There is a clear and important distinction between knowledge and belief. More and more of us are placing our reliance on knowledge as opposed to belief largely because one is a demonstrably better guide to life than the other. But the issue is complicated. What counts as valid knowledge is and always has been disputed. Knowledge is a negotiated communal domain.

What Galileo and his successors did was establish ways of validating knowledge that went beyond the usual means of discussion about what seemed likely with the best arguer becoming the authority. They collectively established the possibility of independent, objective facts and the value of them. Philosophers still tend to see everything from an individualist point of view - knowledge in this view is inevitably subjective. But in fact we, humans, are communities. And for this reason we can establish objective truths: Jupiter has four large moons (and many smaller ones) and they are in elliptical orbits around Jupiter. There is no rational or reasonable objection to this. It's not my opinion or Galileo's, it is the observation of everyone who has taken the time to look. And it does not depend on a belief in Newtonian mechanics (the discovery predates Newton!).

It is 400 years since Galileo discovered that philosophers and priests had simply made up their accounts of the world and were wrong about it. In that 400 years more and more of the unseen world has become seeable. And in every case so far where a proposition can be tested, the abstract philosophers and priests have been shown to be wrong.

However, being in possession of knowledge is not sufficient. How we communicate knowledge is at least, if not more, important. Truth presented badly fails to be accepted (evolution and climate change being two important examples). Pulling wings off fairies is counter productive. Falsehood presented well may well become the accepted "wisdom". I've repeatedly argued that we judge the salience of facts by how we feel about them. Thus people may be understandably reluctant to believe the awful truth. We must try to find a way to connect with people before trying to change their minds. Sometimes, as a last resort, confrontation may be necessary. But people aren't persuaded by ridicule. On the contrary being willing to accept loss rather than inflicting it (i.e. martyrdom), is more likely to persuade people.

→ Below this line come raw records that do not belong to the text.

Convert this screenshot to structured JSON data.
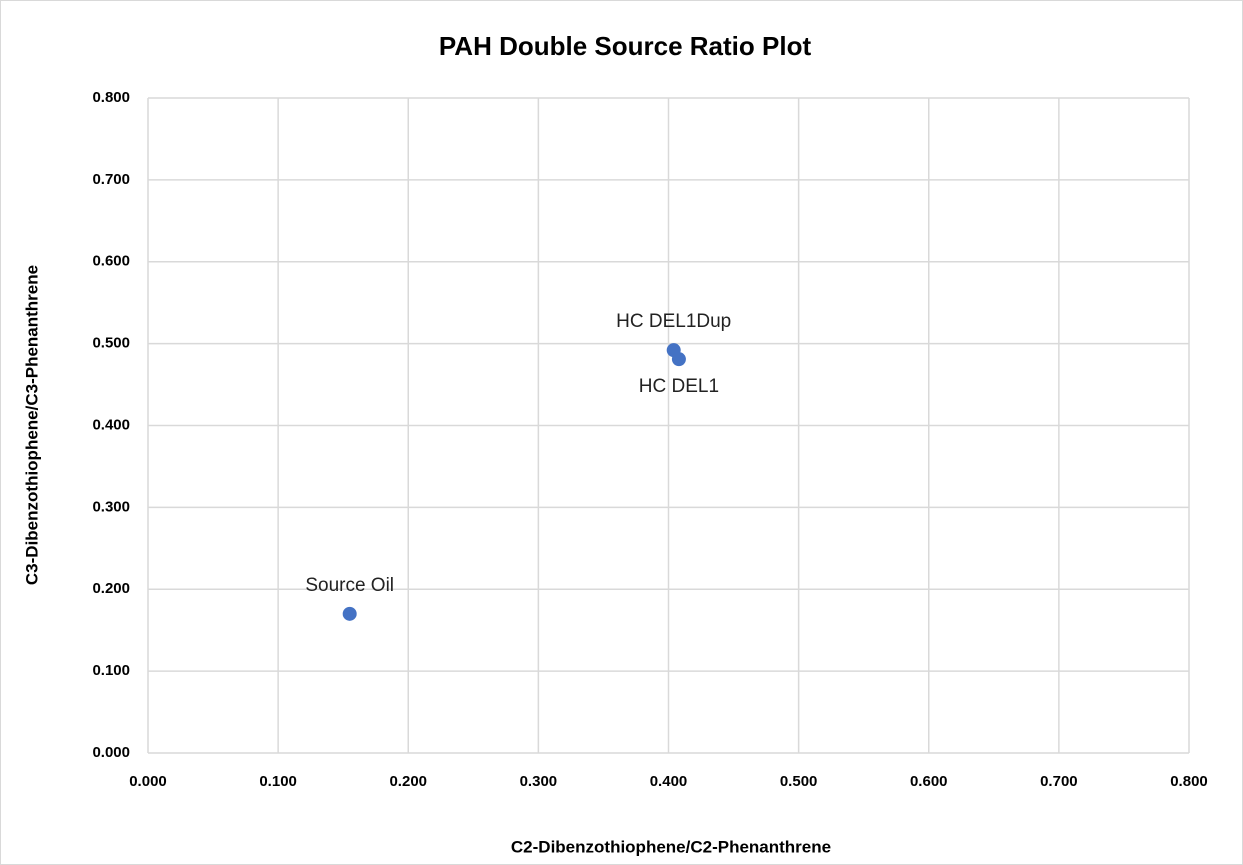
{
  "chart_data": {
    "type": "scatter",
    "title": "PAH Double Source Ratio Plot",
    "x_label": "C2-Dibenzothiophene/C2-Phenanthrene",
    "y_label": "C3-Dibenzothiophene/C3-Phenanthrene",
    "xlim": [
      0,
      0.8
    ],
    "ylim": [
      0,
      0.8
    ],
    "xticks": [
      {
        "value": 0,
        "label": "0.000"
      },
      {
        "value": 0.1,
        "label": "0.100"
      },
      {
        "value": 0.2,
        "label": "0.200"
      },
      {
        "value": 0.3,
        "label": "0.300"
      },
      {
        "value": 0.4,
        "label": "0.400"
      },
      {
        "value": 0.5,
        "label": "0.500"
      },
      {
        "value": 0.6,
        "label": "0.600"
      },
      {
        "value": 0.7,
        "label": "0.700"
      },
      {
        "value": 0.8,
        "label": "0.800"
      }
    ],
    "yticks": [
      {
        "value": 0,
        "label": "0.000"
      },
      {
        "value": 0.1,
        "label": "0.100"
      },
      {
        "value": 0.2,
        "label": "0.200"
      },
      {
        "value": 0.3,
        "label": "0.300"
      },
      {
        "value": 0.4,
        "label": "0.400"
      },
      {
        "value": 0.5,
        "label": "0.500"
      },
      {
        "value": 0.6,
        "label": "0.600"
      },
      {
        "value": 0.7,
        "label": "0.700"
      },
      {
        "value": 0.8,
        "label": "0.800"
      }
    ],
    "grid": true,
    "color": "#4472c4",
    "x": [
      0.155,
      0.404,
      0.408
    ],
    "values": [
      0.17,
      0.492,
      0.481
    ],
    "point_labels": [
      "Source Oil",
      "HC DEL1Dup",
      "HC DEL1"
    ]
  }
}
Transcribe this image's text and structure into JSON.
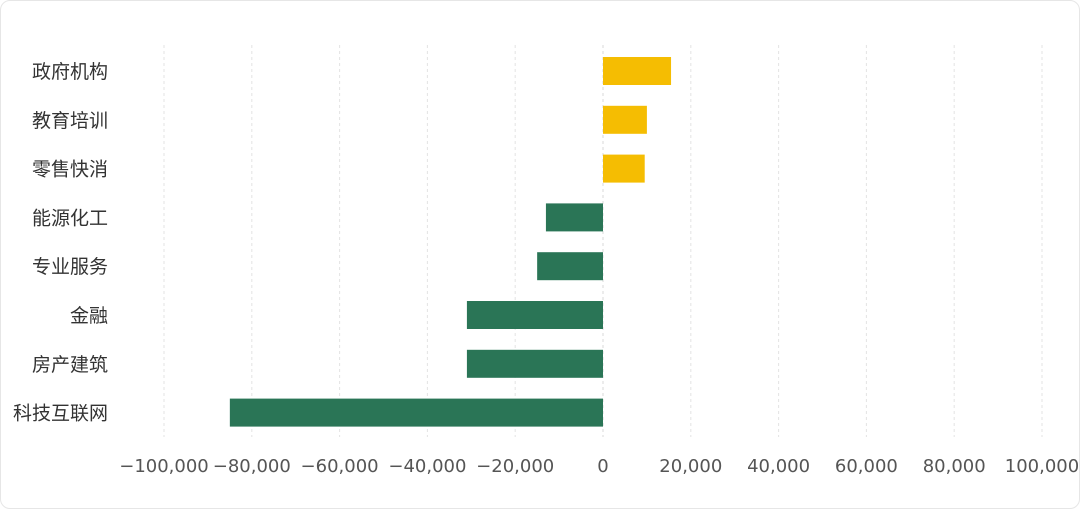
{
  "chart_data": {
    "type": "bar",
    "orientation": "horizontal",
    "categories": [
      "政府机构",
      "教育培训",
      "零售快消",
      "能源化工",
      "专业服务",
      "金融",
      "房产建筑",
      "科技互联网"
    ],
    "values": [
      15500,
      10000,
      9500,
      -13000,
      -15000,
      -31000,
      -31000,
      -85000
    ],
    "colors": {
      "positive": "#f5bd02",
      "negative": "#2a7556"
    },
    "xlim": [
      -100000,
      100000
    ],
    "xticks": [
      -100000,
      -80000,
      -60000,
      -40000,
      -20000,
      0,
      20000,
      40000,
      60000,
      80000,
      100000
    ],
    "xtick_labels": [
      "−100,000",
      "−80,000",
      "−60,000",
      "−40,000",
      "−20,000",
      "0",
      "20,000",
      "40,000",
      "60,000",
      "80,000",
      "100,000"
    ],
    "grid": "vertical-dashed",
    "title": "",
    "xlabel": "",
    "ylabel": ""
  }
}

On the other hand we can also understand some of the frustration of natural philosophers. Having spent the last 400 years showing that priests are wrong about every testable proposition, we might wonder why anyone still listens to priests at all. Despite the fact that the unseen domain has consistently shrunk, it remains and while it remains priests (and those who pretend to the knowledge traditionally associated with priests) can claim to be experts on it.

And of course there are enduring imaginative stories about what might exist in an unseen domain so that it seems to be a larger domain than it actually is. If we believe in an afterlife for example, the then the unseen domain seems infinitely larger than the seen. Some people remain far from convinced that an accurate view of the universe is even desirable. Magical thinking, faith in God and all kinds of supernatural views still seem more attractive to many people. It has been four centuries since Galileo's observations, but this is a legacy stretching back at least 65,000 years so it might take a while yet before we sort it out.